Wenn ihr noch andere Angaben braucht, einfach fragen...ich hoffe ihr könnt mir helfen 

rEuber


----------



## quantenslipstream (28. März 2010)

Das Pure Power hat schon genug Leistung für die GTX 480.
Aber ich würde keine GTX 480 kaufen, lieber dann eine GTX 470.


----------



## Gast XXXX (28. März 2010)

Oder doch lieber die HD5870 da leiser und eindeutig weniger Stromverbrauch.


----------



## quantenslipstream (28. März 2010)

die ist natürlich auch noch im Rennen, oder muss es Nvidia sein (wieso auch immer)?


----------



## rEuber (28. März 2010)

naja welche ich nehme muss ich dann noch entscheiden... ich danke euch erstmal für die hilfe


----------



## madmax4g (28. März 2010)

ich denke auch das dein NT das schaffen müsste..

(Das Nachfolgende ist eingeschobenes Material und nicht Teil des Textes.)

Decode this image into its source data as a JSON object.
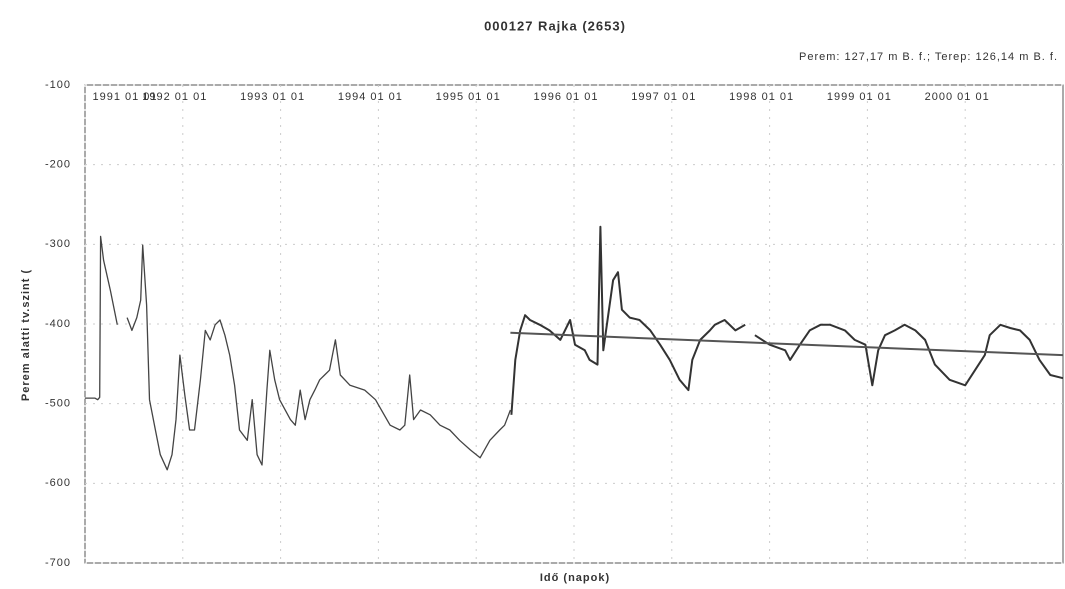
{
  "chart_data": {
    "type": "line",
    "title": "000127 Rajka (2653)",
    "annotation": "Perem: 127,17 m B. f.; Terep: 126,14 m B. f.",
    "x_label": "Idő (napok)",
    "y_label": "Perem alatti tv.szint (",
    "xlim": [
      1991,
      2001
    ],
    "xticks": [
      {
        "value": 1991,
        "label": "1991 01 01"
      },
      {
        "value": 1992,
        "label": "1992 01 01"
      },
      {
        "value": 1993,
        "label": "1993 01 01"
      },
      {
        "value": 1994,
        "label": "1994 01 01"
      },
      {
        "value": 1995,
        "label": "1995 01 01"
      },
      {
        "value": 1996,
        "label": "1996 01 01"
      },
      {
        "value": 1997,
        "label": "1997 01 01"
      },
      {
        "value": 1998,
        "label": "1998 01 01"
      },
      {
        "value": 1999,
        "label": "1999 01 01"
      },
      {
        "value": 2000,
        "label": "2000 01 01"
      }
    ],
    "ylim": [
      -700,
      -100
    ],
    "yticks": [
      -700,
      -600,
      -500,
      -400,
      -300,
      -200,
      -100
    ],
    "grid": true,
    "series": [
      {
        "color": "#444444",
        "x": [
          1991.0,
          1991.1,
          1991.13,
          1991.15,
          1991.16,
          1991.19,
          1991.26,
          1991.33,
          1991.38,
          1991.43,
          1991.48,
          1991.53,
          1991.57,
          1991.59,
          1991.63,
          1991.66,
          1991.72,
          1991.77,
          1991.84,
          1991.89,
          1991.93,
          1991.97,
          1992.02,
          1992.07,
          1992.12,
          1992.18,
          1992.23,
          1992.28,
          1992.33,
          1992.38,
          1992.43,
          1992.48,
          1992.53,
          1992.58,
          1992.66,
          1992.71,
          1992.76,
          1992.81,
          1992.86,
          1992.89,
          1992.94,
          1992.99,
          1993.1,
          1993.15,
          1993.2,
          1993.25,
          1993.3,
          1993.35,
          1993.4,
          1993.45,
          1993.5,
          1993.56,
          1993.61,
          1993.71,
          1993.86,
          1993.97,
          1994.12,
          1994.22,
          1994.27,
          1994.32,
          1994.36,
          1994.43,
          1994.53,
          1994.63,
          1994.73,
          1994.83,
          1994.94,
          1995.04,
          1995.14,
          1995.24,
          1995.29,
          1995.35
        ],
        "values": [
          -493,
          -493,
          -495,
          -492,
          -290,
          -320,
          -358,
          -401,
          null,
          -392,
          -408,
          -392,
          -370,
          -301,
          -376,
          -495,
          -533,
          -564,
          -583,
          -564,
          -520,
          -439,
          -489,
          -533,
          -533,
          -470,
          -408,
          -420,
          -401,
          -395,
          -414,
          -439,
          -477,
          -533,
          -546,
          -495,
          -564,
          -577,
          -483,
          -433,
          -470,
          -495,
          -520,
          -527,
          -483,
          -520,
          -495,
          -483,
          -470,
          -464,
          -458,
          -420,
          -464,
          -477,
          -483,
          -495,
          -527,
          -533,
          -527,
          -464,
          -520,
          -508,
          -514,
          -527,
          -533,
          -546,
          -558,
          -568,
          -546,
          -533,
          -527,
          -508
        ]
      },
      {
        "color": "#333333",
        "x": [
          1995.36,
          1995.4,
          1995.45,
          1995.5,
          1995.55,
          1995.65,
          1995.75,
          1995.86,
          1995.96,
          1996.01,
          1996.11,
          1996.16,
          1996.24,
          1996.27,
          1996.3,
          1996.35,
          1996.4,
          1996.45,
          1996.49,
          1996.57,
          1996.67,
          1996.78,
          1996.88,
          1996.98,
          1997.08,
          1997.17,
          1997.21,
          1997.29,
          1997.39,
          1997.44,
          1997.54,
          1997.65,
          1997.75,
          1997.8,
          1997.85,
          1998.0,
          1998.16,
          1998.21,
          1998.31,
          1998.41,
          1998.52,
          1998.62,
          1998.77,
          1998.87,
          1998.98,
          1999.05,
          1999.11,
          1999.18,
          1999.28,
          1999.38,
          1999.49,
          1999.59,
          1999.69,
          1999.84,
          2000.0,
          2000.1,
          2000.2,
          2000.25,
          2000.36,
          2000.46,
          2000.56,
          2000.66,
          2000.76,
          2000.87,
          2001.0
        ],
        "values": [
          -514,
          -445,
          -408,
          -389,
          -395,
          -401,
          -408,
          -420,
          -395,
          -426,
          -433,
          -445,
          -451,
          -278,
          -433,
          -389,
          -345,
          -335,
          -382,
          -392,
          -395,
          -408,
          -426,
          -445,
          -470,
          -483,
          -445,
          -420,
          -408,
          -401,
          -395,
          -408,
          -401,
          null,
          -414,
          -426,
          -433,
          -445,
          -426,
          -408,
          -401,
          -401,
          -408,
          -420,
          -426,
          -477,
          -433,
          -414,
          -408,
          -401,
          -408,
          -420,
          -451,
          -470,
          -477,
          -458,
          -439,
          -414,
          -401,
          -405,
          -408,
          -420,
          -445,
          -464,
          -468
        ]
      },
      {
        "color": "#555555",
        "x": [
          1995.35,
          2001.0
        ],
        "values": [
          -411,
          -439
        ]
      }
    ]
  }
}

wegenn der Graka >> ich würde dir zur Zeit noch eindeutig zur 5970 oder, wenn du Stromsparen willst, zur 5870 raten. Die gtx 480 bringt (zur Zeit) nur in  synthetischen Benchmarks wirkliche Vorteile (diese bringen dir in der Parxis allerdings nicht viel^^), die den mehr Aufwand von Stromverbrauch (unter Last bis zu 98W mehr als die 5970 (dual-gpu), >> 330W++), Wärmeabstrahlung (wird ca ~100°C heiß) und Lautstärke auch nur annährernd rechtfertigen. Der Hauptvorteil der gtx 480 (Tessellation) bringt bei akutuellen Spielen, aber auch sonstigen Anwendungen, kaum einen Vorteil. Wie es in 2 Jahren aussieht steht auf einem anderen Blatt..


Golem.de schreibt:
"Hat Nvidia nun die schnellste derzeit verfügbare GPU gebaut? Ja, mit  knappem Vorsprung. Ist die Geforce GTX 480 damit die beste Grafikkarte?  Mitnichten. Den oft nur geringen Vorteil in der Spieleleistung erkauft  sich der Anwender mit einer deutlich höheren Leistungsaufnahme gegenüber  der Radeon 5870, vor allem, wenn gerade kein Spiel läuft. Und wenn die  Stromrechnung sowieso egal ist, bleibt die Radeon 5970 mit ihren zwei  GPUs ohnehin die bei weitem schnellste Grafikkarte."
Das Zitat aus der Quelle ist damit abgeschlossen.